Cuatro cuerpos desmembrados y distribuidos en bolsas de plástico, tres de ellos de mujeres, fueron abandonados a la entrada al municipio de Tizapán el Alto, en los límites entre Jalisco y Michoacán.

Aunque la Fiscalía General de Justicia del Estado de Jalisco no ha dado a conocer de manera oficial detalles del hallazgo y sólo refirió que las bolsas contenían “al parecer restos humanos de varias personas”, fuentes de la propia institución confirmaron que se trata de cuatro víctimas.
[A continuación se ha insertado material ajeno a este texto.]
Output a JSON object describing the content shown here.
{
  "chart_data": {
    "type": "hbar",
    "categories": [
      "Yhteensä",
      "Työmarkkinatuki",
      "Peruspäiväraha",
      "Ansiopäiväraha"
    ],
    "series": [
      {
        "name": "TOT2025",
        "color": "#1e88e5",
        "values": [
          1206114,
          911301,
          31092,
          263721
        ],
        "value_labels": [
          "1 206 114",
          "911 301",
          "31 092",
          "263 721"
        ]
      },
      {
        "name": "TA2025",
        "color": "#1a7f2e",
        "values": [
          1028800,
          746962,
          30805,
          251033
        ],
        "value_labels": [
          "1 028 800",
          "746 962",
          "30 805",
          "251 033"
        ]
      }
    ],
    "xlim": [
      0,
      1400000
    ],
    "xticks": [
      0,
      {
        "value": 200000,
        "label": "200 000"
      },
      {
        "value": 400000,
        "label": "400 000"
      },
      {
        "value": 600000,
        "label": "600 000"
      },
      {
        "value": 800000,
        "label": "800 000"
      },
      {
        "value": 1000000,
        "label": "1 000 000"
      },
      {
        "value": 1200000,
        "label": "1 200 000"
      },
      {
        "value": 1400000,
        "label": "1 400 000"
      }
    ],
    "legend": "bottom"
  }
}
En esa región del sur de Jalisco se han cometido diversos delitos violentos este año, incluido el asesinato del comisario José Antonio Lagurén, en junio pasado; además, con estos tres homicidios de mujeres, suman en la entidad 11 crímenes contra este sector perpetrados durante agosto.

Las autoridades encontraron los cadáveres ayer por la mañana en “un área de difícil acceso ubicada en el kilómetro 37 de la carretera Guadalajara-Morelia, en las proximidades de una estructura que simula arcos, delante de el ejido Modelo”.

Tizapán el Alto, cuyo alcalde es Martín Silva Ramírez, de Movimiento Ciudadano, se ha convertido en una demarcación de alto riesgo en este año debido a la disputa por territorios que mantienen miembros del cártel Jalisco Nueva generación y grupos criminales provenientes de Michoacán.

El 19 de mayo pasado varios sujetos intentaron asesinar a Lagurén, pero los agresores fallaron, ya que dispararon a una patrulla en la que no se encontraba el mando policiaco; sin embargo, el 12 de junio el comisario murió en una emboscada en la carretera Tuxcueca-Tizapán, en la cual también resultaron lesionados dos policías municipales que lo acompañaban.